“Everybody’s opinion is valid,” said the teacher as she parroted the curriculum.
It was one of those happy-feely Mondays where the school was trying to help us love one another, accept differences and play nice. We likely would have sang Kumbaya if it wasn’t so offensive to the atheists.
One of my wise-cracking friends asked what I thought was a pretty solid question. “What if my opinion is that no other opinion is valid?”
I don’t remember her answer. And I didn’t really care, nor did the kid asking the question. We just wanted to laugh. But I actually think that he had a good point.
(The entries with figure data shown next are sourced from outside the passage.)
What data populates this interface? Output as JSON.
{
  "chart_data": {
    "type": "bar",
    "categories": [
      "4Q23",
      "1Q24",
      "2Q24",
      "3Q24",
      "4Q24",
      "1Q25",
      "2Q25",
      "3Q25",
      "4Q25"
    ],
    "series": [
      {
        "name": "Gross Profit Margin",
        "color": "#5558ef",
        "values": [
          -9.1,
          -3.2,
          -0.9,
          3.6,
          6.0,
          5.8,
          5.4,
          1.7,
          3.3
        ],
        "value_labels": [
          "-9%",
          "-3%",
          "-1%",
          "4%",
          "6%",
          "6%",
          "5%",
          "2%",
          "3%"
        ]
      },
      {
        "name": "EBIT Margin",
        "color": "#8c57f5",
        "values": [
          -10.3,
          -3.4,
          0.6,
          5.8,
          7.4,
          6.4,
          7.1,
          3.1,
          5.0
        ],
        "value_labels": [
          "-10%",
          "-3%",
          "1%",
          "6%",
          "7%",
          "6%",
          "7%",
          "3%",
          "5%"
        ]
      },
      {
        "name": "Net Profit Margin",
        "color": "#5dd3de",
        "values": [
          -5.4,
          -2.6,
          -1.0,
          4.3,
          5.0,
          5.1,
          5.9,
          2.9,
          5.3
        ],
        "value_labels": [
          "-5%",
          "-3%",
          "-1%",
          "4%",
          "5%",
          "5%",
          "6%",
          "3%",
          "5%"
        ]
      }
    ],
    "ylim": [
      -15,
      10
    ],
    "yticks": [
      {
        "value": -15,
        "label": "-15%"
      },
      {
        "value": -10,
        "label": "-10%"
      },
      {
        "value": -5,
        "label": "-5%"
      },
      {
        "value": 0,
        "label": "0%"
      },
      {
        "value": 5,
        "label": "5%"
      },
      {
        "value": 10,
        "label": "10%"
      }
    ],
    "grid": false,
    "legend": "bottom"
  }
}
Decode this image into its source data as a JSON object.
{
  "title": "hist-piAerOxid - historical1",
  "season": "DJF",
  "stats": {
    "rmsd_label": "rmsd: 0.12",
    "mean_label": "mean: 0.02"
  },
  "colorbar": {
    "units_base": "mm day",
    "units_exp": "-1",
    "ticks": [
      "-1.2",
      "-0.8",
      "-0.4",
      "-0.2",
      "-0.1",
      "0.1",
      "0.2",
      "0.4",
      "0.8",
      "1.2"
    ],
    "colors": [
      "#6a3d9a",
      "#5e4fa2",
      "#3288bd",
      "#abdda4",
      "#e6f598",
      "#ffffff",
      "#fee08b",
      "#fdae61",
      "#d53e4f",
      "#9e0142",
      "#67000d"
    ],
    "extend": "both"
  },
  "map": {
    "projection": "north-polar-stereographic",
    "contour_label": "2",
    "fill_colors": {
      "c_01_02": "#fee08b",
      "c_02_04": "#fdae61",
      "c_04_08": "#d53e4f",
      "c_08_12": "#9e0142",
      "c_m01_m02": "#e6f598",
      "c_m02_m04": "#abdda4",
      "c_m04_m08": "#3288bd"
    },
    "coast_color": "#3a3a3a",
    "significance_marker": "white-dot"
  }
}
What if everybody’s opinion really isn’t valid?
Opinions on opinions.
At its core, an opinion is a judgment about something that may or may not be grounded in fact. Opinions range from things like favorite candy bar to what we should do about health care.
In one sense, I actually agree with the teacher. Just because my favorite candy bar is a Snickers doesn’t mean that people that enjoy a Butterfinger are inferior. These type of opinions are more a matter of preference than anything that is really founded upon fact. They can’t be anything more than an opinion.
There are other types of opinions that actually can be something more than an opinion. Someone probably has a correct answer, but because of our finite and sinful understanding, we aren’t able to grasp that answer. Questions about health care would fit into this category.
Now, what has happened in our great nation is that we have flattened the distinction between these two types of opinions. Every Joe believes that his opinion on health care is just as valid as anybody else’s. And he probably has that opinion because his teacher told him that on a Monday when they almost sang Kumbaya.
To prove that all opinions on matters like health care are not valid, consider my opinionated solution:
I propose a four step process. Step one is to move everyone with chronic health problems to Wyoming, with the rule that they can’t take their possessions with them. Step two is to force every doctor named Thomas (first or last name) to move to Wyoming with them, they can only take their doctoring equipment. In the third step, we will build a bubble around the state of Wyoming. Step four will be to take all of the stuff they left behind and pay the non-Thomas-named doctors to treat us.
Now what if I forcefully argued my point with people that actually have knowledge about health care? My mantra would be that everybody is entitled to their opinion and mine is just as valid as their opinion. That’s ridiculous, isn’t it?